Most of the negative consequences of leaving the EU have long been obvious. The move undermined the compromise between Protestants and Catholics in Northern Ireland represented by the Good Friday [Belfast] Agreement of 1998. The MI5 chief McCallum, who knows Northern Ireland well, hints at this, saying that “many of the powerful aspirations of the Belfast Agreement remain unfulfilled” while insisting hopefully that “the holding of multiple identities – British, Irish, Northern Irish – is a living reality for many people, in a way it was not in my youth”.

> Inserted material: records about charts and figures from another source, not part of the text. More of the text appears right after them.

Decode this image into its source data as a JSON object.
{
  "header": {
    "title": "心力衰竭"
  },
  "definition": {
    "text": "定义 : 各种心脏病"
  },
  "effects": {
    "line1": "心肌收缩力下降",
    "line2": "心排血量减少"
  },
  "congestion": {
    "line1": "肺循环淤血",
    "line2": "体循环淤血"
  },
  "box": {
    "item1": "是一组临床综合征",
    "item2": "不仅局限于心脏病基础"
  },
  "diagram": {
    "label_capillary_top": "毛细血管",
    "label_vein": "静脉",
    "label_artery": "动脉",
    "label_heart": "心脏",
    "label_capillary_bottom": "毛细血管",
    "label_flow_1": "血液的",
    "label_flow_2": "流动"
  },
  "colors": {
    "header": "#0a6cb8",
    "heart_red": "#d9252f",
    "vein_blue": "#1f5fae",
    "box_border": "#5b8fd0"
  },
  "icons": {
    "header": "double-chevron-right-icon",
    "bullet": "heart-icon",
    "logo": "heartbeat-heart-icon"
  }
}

But a Northern Ireland half-in, half-out of the EU has shifted the balance of power between the communities in the province in a way that is likely to lead to a return to political violence. We have already had a taste of this with the rioting in late March and early April, which was the most serious for years. What we have not yet seen is sectarian killings, but they could start at any moment. If they do, then peace in Northern Ireland will swiftly evaporate.
Yet the greatest risk to Britain is that it is ruled by a government that has promised far more than it can deliver. This weakness is still masked by the development of the anti-Covid vaccine and the success of the vaccination campaign, but these were achievements of scientists and the NHS. As Dominic Cummings has made clear, Boris Johnson did little but spread chaos.
The problem facing all nationalist populist leaders in the world is that they promise bread and circuses for everybody, but seldom deliver them. This is true of Trump in the US and Modi in India, and is also the case for Johnson in Britain. This was made blatantly clear yesterday when the prime minister made one of his rare public speeches – the first for 10 months – which was supposed to spell out his “levelling up” agenda, the centrepiece of his populist appeal to former Labour voters.
Except that it turns out that there is no such agenda, and his speech consisted of the usual shallow boosterism. Cummings summed it up venomously but accurately as a “crap speech (same he’s given pointlessly umpteen times) supporting crap slogan”. As with foreign policy, there is no social or economic strategy to rescue Britain’s deprived population, despite all those radical pledges.
But there is a political strategy for diverting attention away from the fact that a central plank in Johnson’s platform is missing. The plan is to talk up culture wars, exacerbate divisions, and pretend that critics are unpatriotic or treacherous. Since culture and race go together, this means none-too-subtle dog-whistle appeals to racism. “If we ‘whistle’ and the ‘dog’ reacts we can’t be shocked if it barks and bites,” said Sayeeda Warsi, a Conservative peer and former party chair.
Populist governments play the “culture card” more vigorously in times of trouble. The smallest incidents are exaggerated as threats to national identity. A piece of graffiti scrawled on a statue of Winston Churchill becomes a sign that British culture as a whole is under assault.
Critics can be demonised as unpatriotic, but a surer way of silencing them is to deny them a voice, by putting pressure on independent commentary on the BBC or threatening to sell off Channel 4. The effectiveness of these methods in suppressing criticism and dominating public opinion should not be underestimated. Most of the nationalist populist regimes in the world have a disastrous record, but very few of them have lost power.